This story raises a profound question: is America ready for a radical shift in its political stance? On the one hand, the polls show that Mr. Biden has a huge lead over Mr. Sanders and all the other candidates of the farther left. On the other hand, polls also show that a big majority of Americans are in favor of Medicare for all and serious action on climate change. On the third hand, the polls also show that popular support for action on climate change fades when people are asked whether they’re willing to pay $4 for a gallon of gasoline to fight climate change.
The younger members of the Democratic Party are quite certain that America is ready for a big change, but they tend to be parochial in their views, not appreciating the amount of voting power that the Trump advocates possess. I myself would prefer such a dramatic change, but I have serious doubts that there’s enough voting oomph to make such changes happen. Even if we were to elect Mr. Sanders to the White House, there might still be enough Republicans in the Senate to obstruct any progress.
Two subsidiary questions:
- Are Republicans truly willing to compromise? Mr. Obama learned the hard way that the Republicans would never compromise on anything; that’s why he had to resort to Executive Orders to get anything done. Even his nominee for the Supreme Court, Mr. Garland, a moderate by any measure, was stonewalled by the Senate. There’s no reason to believe that Republicans will have an epiphany and work with Mr. Biden.

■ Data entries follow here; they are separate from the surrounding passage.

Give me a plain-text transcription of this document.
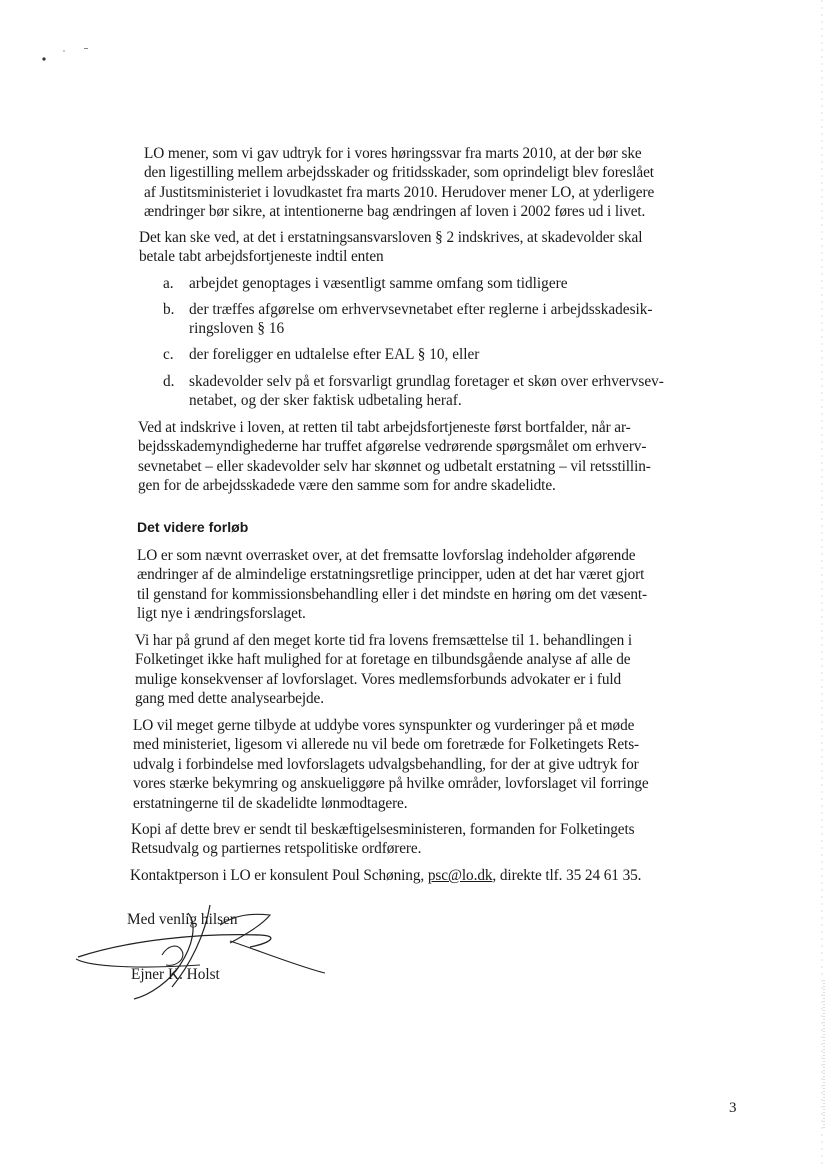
LO mener, som vi gav udtryk for i vores høringssvar fra marts 2010, at der bør ske
den ligestilling mellem arbejdsskader og fritidsskader, som oprindeligt blev foreslået
af Justitsministeriet i lovudkastet fra marts 2010. Herudover mener LO, at yderligere
ændringer bør sikre, at intentionerne bag ændringen af loven i 2002 føres ud i livet.

Det kan ske ved, at det i erstatningsansvarsloven § 2 indskrives, at skadevolder skal
betale tabt arbejdsfortjeneste indtil enten

a. arbejdet genoptages i væsentligt samme omfang som tidligere
b. der træffes afgørelse om erhvervsevnetabet efter reglerne i arbejdsskadesik-
ringsloven § 16
c. der foreligger en udtalelse efter EAL § 10, eller
d. skadevolder selv på et forsvarligt grundlag foretager et skøn over erhvervsev-
netabet, og der sker faktisk udbetaling heraf.

Ved at indskrive i loven, at retten til tabt arbejdsfortjeneste først bortfalder, når ar-
bejdsskademyndighederne har truffet afgørelse vedrørende spørgsmålet om erhverv-
sevnetabet – eller skadevolder selv har skønnet og udbetalt erstatning – vil retsstillin-
gen for de arbejdsskadede være den samme som for andre skadelidte.

Det videre forløb

LO er som nævnt overrasket over, at det fremsatte lovforslag indeholder afgørende
ændringer af de almindelige erstatningsretlige principper, uden at det har været gjort
til genstand for kommissionsbehandling eller i det mindste en høring om det væsent-
ligt nye i ændringsforslaget.

Vi har på grund af den meget korte tid fra lovens fremsættelse til 1. behandlingen i
Folketinget ikke haft mulighed for at foretage en tilbundsgående analyse af alle de
mulige konsekvenser af lovforslaget. Vores medlemsforbunds advokater er i fuld
gang med dette analysearbejde.

LO vil meget gerne tilbyde at uddybe vores synspunkter og vurderinger på et møde
med ministeriet, ligesom vi allerede nu vil bede om foretræde for Folketingets Rets-
udvalg i forbindelse med lovforslagets udvalgsbehandling, for der at give udtryk for
vores stærke bekymring og anskueliggøre på hvilke områder, lovforslaget vil forringe
erstatningerne til de skadelidte lønmodtagere.

Kopi af dette brev er sendt til beskæftigelsesministeren, formanden for Folketingets
Retsudvalg og partiernes retspolitiske ordførere.

Kontaktperson i LO er konsulent Poul Schøning, psc@lo.dk, direkte tlf. 35 24 61 35.

Med venlig hilsen
Ejner K. Holst
3
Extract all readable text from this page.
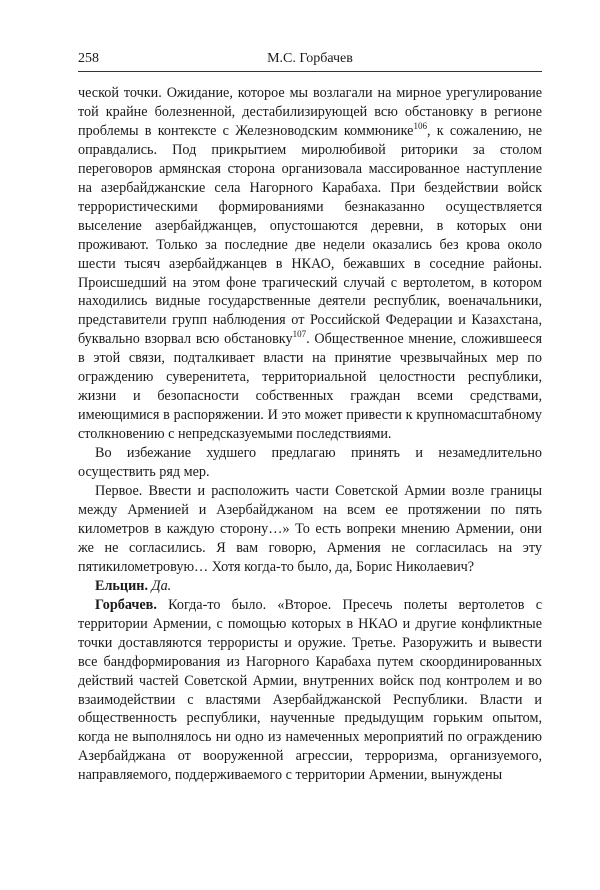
258	М.С. Горбачев

ческой точки. Ожидание, которое мы возлагали на мирное урегулирование той крайне болезненной, дестабилизирующей всю обстановку в регионе проблемы в контексте с Железноводским коммюнике$^{106}$, к сожалению, не оправдались. Под прикрытием миролюбивой риторики за столом переговоров армянская сторона организовала массированное наступление на азербайджанские села Нагорного Карабаха. При бездействии войск террористическими формированиями безнаказанно осуществляется выселение азербайджанцев, опустошаются деревни, в которых они проживают. Только за последние две недели оказались без крова около шести тысяч азербайджанцев в НКАО, бежавших в соседние районы. Происшедший на этом фоне трагический случай с вертолетом, в котором находились видные государственные деятели республик, военачальники, представители групп наблюдения от Российской Федерации и Казахстана, буквально взорвал всю обстановку$^{107}$. Общественное мнение, сложившееся в этой связи, подталкивает власти на принятие чрезвычайных мер по ограждению суверенитета, территориальной целостности республики, жизни и безопасности собственных граждан всеми средствами, имеющимися в распоряжении. И это может привести к крупномасштабному столкновению с непредсказуемыми последствиями.

Во избежание худшего предлагаю принять и незамедлительно осуществить ряд мер.

Первое. Ввести и расположить части Советской Армии возле границы между Арменией и Азербайджаном на всем ее протяжении по пять километров в каждую сторону…» То есть вопреки мнению Армении, они же не согласились. Я вам говорю, Армения не согласилась на эту пятикилометровую… Хотя когда-то было, да, Борис Николаевич?

Ельцин. Да.

Горбачев. Когда-то было. «Второе. Пресечь полеты вертолетов с территории Армении, с помощью которых в НКАО и другие конфликтные точки доставляются террористы и оружие. Третье. Разоружить и вывести все бандформирования из Нагорного Карабаха путем скоординированных действий частей Советской Армии, внутренних войск под контролем и во взаимодействии с властями Азербайджанской Республики. Власти и общественность республики, наученные предыдущим горьким опытом, когда не выполнялось ни одно из намеченных мероприятий по ограждению Азербайджана от вооруженной агрессии, терроризма, организуемого, направляемого, поддерживаемого с территории Армении, вынуждены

- For the long term, Mr. Biden is right. Sure, we’re likely to enjoy a Blue Tsunami in 2020, and have strong enough majorities in Congress to get a lot of things done. But what happens in 2022, when the blue lead will fade? Even in the best of circumstances, in which the Democrats retain control of the government for, say, eight years, the time will come when the Republicans are back in power. Won’t they simply reverse all the progress we’ve made? Mr. Biden’s strategy ensures that the compromises he hammers out will have staying power. Do we really want to descend into a seesaw political environment?